- Associated Press - Tuesday, October 13, 2015

LANSING, Mich. (AP) - Months of talks over an elusive $1.2 billion plan to improve Michigan roads broke down Tuesday, with Gov. Rick Snyder and legislative leaders declaring an impasse over linking higher fuel taxes, vehicle registration fees and fund shifts to some form of income tax relief.

Majority Republicans support reducing the state’s 4.25 percent personal income tax as part of a road-funding proposal. Minority Democrats favor targeted tax breaks such as expanding tax credits for homeowners and low-wage earners.

The GOP governor declined to specify why a deal was out of reach but said “it’s fair to say people have different perspectives on what tax relief might look like.” He had previously said he wanted to ensure a tax cut would not jeopardize Michigan’s budget, and Democrats echoed those concerns Tuesday.

Snyder has long pushed for higher gasoline taxes and license plate fees to boost stagnant state transportation spending. He told reporters after a private meeting with House and Senate leaders that he would schedule no further talks “unless I see progress.”

“I tried to remind people when you do compromise, hopefully there’s a lot of things you like. But obviously when you have the differences in political perspectives, you’re going to have some parts of the package you probably don’t like very much,” he said. “Part of it’s saying, this is a win for all of us so let’s move forward.”

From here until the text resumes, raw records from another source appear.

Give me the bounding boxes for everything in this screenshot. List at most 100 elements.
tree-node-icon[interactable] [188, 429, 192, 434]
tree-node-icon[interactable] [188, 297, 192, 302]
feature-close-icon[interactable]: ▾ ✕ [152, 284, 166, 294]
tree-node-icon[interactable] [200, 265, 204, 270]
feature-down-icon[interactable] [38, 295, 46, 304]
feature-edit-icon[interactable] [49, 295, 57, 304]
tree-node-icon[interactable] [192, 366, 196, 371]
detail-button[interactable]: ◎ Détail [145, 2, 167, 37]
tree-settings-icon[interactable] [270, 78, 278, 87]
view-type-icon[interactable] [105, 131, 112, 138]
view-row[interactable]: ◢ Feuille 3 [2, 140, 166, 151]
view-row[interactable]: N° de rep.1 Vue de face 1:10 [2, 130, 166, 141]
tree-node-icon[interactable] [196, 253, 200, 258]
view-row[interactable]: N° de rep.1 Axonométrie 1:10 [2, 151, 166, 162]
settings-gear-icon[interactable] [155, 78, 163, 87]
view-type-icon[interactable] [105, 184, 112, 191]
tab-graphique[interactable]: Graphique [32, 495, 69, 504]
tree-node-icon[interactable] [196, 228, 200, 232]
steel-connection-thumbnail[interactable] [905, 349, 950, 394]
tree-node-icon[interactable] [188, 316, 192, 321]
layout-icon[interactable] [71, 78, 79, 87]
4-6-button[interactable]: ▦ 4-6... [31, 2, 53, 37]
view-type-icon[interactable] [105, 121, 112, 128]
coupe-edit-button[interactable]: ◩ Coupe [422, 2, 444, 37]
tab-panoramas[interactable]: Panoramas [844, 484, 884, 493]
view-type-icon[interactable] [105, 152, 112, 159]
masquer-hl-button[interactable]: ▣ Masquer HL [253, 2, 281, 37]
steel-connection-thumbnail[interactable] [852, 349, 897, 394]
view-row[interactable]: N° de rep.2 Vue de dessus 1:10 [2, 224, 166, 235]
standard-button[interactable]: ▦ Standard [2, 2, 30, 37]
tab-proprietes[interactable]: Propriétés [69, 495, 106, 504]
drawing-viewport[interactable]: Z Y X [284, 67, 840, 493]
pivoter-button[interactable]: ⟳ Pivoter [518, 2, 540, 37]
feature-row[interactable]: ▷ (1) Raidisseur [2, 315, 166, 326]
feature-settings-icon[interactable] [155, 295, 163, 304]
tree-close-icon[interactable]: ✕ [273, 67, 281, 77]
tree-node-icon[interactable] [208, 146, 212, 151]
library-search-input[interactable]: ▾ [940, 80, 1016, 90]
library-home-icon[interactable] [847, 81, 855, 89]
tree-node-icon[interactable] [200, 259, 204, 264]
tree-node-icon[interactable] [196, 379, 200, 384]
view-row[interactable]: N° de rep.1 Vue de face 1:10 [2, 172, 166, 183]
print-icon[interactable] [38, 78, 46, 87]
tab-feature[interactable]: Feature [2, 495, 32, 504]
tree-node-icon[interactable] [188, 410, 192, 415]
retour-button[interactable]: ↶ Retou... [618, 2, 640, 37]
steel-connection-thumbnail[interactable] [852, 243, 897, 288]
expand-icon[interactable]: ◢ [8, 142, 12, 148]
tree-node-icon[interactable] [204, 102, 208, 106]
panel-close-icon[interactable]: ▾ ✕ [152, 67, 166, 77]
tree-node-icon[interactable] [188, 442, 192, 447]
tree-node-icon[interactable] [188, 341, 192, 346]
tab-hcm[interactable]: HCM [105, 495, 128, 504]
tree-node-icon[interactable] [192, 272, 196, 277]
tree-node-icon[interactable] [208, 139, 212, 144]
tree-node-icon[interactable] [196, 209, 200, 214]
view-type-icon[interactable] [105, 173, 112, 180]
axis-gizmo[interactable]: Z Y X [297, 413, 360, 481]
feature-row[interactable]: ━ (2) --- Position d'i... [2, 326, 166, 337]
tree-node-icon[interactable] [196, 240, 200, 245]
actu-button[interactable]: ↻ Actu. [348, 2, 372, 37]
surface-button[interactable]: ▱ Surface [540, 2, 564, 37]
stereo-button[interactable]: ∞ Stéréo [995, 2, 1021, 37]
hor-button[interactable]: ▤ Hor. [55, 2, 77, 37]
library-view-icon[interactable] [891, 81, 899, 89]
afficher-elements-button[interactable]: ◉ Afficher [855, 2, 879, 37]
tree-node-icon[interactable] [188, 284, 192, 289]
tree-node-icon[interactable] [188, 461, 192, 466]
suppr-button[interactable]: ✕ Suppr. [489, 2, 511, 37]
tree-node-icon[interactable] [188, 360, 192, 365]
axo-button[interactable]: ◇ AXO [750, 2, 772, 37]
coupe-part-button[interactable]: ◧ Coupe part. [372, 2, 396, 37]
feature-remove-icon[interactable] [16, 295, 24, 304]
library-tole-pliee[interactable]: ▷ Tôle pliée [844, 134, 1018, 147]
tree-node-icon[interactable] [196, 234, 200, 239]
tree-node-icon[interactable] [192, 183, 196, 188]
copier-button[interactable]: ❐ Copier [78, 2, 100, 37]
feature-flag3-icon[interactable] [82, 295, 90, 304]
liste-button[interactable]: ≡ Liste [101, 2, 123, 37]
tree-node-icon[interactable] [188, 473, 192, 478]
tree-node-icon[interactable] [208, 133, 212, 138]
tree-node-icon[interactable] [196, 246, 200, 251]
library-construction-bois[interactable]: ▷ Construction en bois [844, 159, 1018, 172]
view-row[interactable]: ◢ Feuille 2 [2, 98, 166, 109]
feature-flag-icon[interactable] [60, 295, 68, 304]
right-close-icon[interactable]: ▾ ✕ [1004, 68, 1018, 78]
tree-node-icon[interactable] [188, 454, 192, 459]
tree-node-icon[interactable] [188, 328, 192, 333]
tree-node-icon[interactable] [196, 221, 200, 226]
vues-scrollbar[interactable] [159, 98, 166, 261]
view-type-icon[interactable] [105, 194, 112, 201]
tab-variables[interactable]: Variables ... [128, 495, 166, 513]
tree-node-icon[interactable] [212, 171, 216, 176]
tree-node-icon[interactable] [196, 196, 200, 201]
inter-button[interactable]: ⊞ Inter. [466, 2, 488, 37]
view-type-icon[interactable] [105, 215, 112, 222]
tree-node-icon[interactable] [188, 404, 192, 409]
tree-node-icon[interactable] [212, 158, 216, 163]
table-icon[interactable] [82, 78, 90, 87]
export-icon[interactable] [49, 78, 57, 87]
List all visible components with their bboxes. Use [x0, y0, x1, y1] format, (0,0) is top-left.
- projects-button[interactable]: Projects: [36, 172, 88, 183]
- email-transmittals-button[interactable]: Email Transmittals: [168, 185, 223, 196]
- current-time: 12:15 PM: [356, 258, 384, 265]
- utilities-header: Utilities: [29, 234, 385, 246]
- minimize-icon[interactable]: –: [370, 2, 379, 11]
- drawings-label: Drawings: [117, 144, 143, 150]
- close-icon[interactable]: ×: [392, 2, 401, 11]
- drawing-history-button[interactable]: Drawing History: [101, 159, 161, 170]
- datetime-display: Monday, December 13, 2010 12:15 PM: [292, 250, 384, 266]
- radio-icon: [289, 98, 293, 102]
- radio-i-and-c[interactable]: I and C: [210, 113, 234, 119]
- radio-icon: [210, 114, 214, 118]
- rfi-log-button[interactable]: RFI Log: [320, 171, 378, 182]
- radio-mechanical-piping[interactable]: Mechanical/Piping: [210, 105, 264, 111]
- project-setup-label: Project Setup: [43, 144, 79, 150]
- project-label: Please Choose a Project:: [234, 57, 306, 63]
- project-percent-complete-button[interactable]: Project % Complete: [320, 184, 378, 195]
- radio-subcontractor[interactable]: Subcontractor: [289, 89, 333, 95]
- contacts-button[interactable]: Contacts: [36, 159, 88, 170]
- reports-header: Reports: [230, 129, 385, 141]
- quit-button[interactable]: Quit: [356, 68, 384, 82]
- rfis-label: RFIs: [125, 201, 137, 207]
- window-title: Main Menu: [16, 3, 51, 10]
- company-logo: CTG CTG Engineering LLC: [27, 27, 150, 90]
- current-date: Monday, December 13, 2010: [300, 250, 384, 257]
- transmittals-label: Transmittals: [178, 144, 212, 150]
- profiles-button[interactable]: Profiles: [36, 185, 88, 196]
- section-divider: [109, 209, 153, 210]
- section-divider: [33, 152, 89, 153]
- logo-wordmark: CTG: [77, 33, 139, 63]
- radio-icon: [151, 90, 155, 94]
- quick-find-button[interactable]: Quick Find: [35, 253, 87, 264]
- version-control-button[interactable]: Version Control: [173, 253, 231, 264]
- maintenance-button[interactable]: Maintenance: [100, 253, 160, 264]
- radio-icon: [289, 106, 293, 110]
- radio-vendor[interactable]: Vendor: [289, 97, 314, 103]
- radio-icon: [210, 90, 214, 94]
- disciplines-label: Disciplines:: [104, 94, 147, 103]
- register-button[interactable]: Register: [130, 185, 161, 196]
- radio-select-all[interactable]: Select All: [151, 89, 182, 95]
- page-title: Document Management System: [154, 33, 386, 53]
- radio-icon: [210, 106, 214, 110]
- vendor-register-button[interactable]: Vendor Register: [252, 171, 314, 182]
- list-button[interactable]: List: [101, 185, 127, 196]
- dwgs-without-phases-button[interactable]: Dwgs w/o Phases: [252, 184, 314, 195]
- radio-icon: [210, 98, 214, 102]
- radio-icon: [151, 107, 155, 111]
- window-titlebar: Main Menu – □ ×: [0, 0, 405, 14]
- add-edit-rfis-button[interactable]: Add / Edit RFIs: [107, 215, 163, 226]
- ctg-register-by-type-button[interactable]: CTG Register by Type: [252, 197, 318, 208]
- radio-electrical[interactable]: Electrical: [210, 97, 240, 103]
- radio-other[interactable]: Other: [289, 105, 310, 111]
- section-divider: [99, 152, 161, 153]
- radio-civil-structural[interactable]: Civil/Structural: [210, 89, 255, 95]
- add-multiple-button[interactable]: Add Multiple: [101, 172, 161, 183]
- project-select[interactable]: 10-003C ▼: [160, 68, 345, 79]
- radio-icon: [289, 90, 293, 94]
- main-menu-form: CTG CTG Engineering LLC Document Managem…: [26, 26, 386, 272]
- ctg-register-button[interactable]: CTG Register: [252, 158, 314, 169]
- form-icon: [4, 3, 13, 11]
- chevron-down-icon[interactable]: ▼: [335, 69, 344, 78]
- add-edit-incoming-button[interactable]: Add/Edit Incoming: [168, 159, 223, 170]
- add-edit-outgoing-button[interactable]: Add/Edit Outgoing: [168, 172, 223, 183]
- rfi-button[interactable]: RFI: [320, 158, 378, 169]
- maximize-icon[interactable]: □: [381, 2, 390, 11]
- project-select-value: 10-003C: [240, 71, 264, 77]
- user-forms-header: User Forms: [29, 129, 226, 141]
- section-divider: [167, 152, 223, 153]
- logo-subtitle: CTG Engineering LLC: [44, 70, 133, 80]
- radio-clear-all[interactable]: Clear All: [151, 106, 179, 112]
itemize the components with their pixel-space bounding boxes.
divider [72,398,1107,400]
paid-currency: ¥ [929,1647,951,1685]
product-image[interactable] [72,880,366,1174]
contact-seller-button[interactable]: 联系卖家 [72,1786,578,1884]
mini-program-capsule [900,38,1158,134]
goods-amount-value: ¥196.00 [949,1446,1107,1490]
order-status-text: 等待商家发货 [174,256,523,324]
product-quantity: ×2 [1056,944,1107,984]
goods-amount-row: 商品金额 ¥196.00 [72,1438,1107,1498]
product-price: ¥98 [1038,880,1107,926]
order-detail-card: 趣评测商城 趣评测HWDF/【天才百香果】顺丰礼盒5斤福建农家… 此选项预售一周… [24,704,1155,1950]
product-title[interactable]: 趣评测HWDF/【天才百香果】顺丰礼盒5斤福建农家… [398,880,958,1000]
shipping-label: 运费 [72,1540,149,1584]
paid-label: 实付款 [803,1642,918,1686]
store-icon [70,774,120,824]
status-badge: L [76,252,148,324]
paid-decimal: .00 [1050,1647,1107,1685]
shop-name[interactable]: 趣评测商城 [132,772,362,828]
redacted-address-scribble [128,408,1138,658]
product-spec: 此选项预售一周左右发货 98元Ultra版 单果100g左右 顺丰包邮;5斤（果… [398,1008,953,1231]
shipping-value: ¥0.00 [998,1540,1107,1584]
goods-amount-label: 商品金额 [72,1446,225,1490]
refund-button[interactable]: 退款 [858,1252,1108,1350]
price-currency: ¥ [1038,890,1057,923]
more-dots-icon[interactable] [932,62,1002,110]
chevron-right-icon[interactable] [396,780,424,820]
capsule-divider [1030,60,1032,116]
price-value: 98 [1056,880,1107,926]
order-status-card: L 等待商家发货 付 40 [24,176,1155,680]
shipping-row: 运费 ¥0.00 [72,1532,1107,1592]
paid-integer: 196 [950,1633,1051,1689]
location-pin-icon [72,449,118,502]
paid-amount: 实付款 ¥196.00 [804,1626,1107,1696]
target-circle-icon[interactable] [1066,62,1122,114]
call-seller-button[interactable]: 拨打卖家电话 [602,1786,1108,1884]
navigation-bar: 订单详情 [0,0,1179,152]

In May, voters soundly defeated a sales tax increase - backed by Snyder and proposed by the previous Republican-led Legislature - that would have triggered more money for roads, education and municipalities.

House Republicans passed a proposal the next month that would largely cut or shift spending while boosting the state’s 15-cents-a-gallon diesel tax to equal the 19-cent gasoline tax and gradually increasing both with inflation. In July, Senate Republicans voted to increase the gas tax and diesel tax to 34 cents and dedicate existing tax revenue to roads while also triggering income tax cuts if revenues rise by more than inflation.

Snyder and legislative leaders recently discussed an unspecified $800 million increase in fuel taxes and vehicle fees and a shift of $400 million from other spending.

“A lot of progress has been made, but there’s still some outstanding, very thorny issues that are difficult to resolve,” said Democratic House Minority Leader Tim Greimel, who also refused to elaborate on closed-door discussions. In a later interview with The Associated Press, he raised concerns about pairing a permanent $400 million annual transfer from the general fund to roads with an income tax cut that he said would “disproportionately benefit the wealthy and well-connected.”

GOP Senate Majority Leader Arlan Meekhof said in a statement that “taxpayers deserve long-term tax relief, especially when we are seeking additional resources to fund our roads.”

Some rank-and-file Democrats, whose votes likely would be needed for fuel tax increases, have wanted assurances that a petition drive to rescind the state’s 50-year-old prevailing wage law will not be approved by the Legislature and instead go to voters in 2016. But that was not a sticking point in leadership-level talks.

Though all sides committed to continue working toward an agreement, the stalled negotiations were a discouraging sign.

“At what point do you determine that something is not going to come together?” asked Republican House Speaker Kevin Cotter.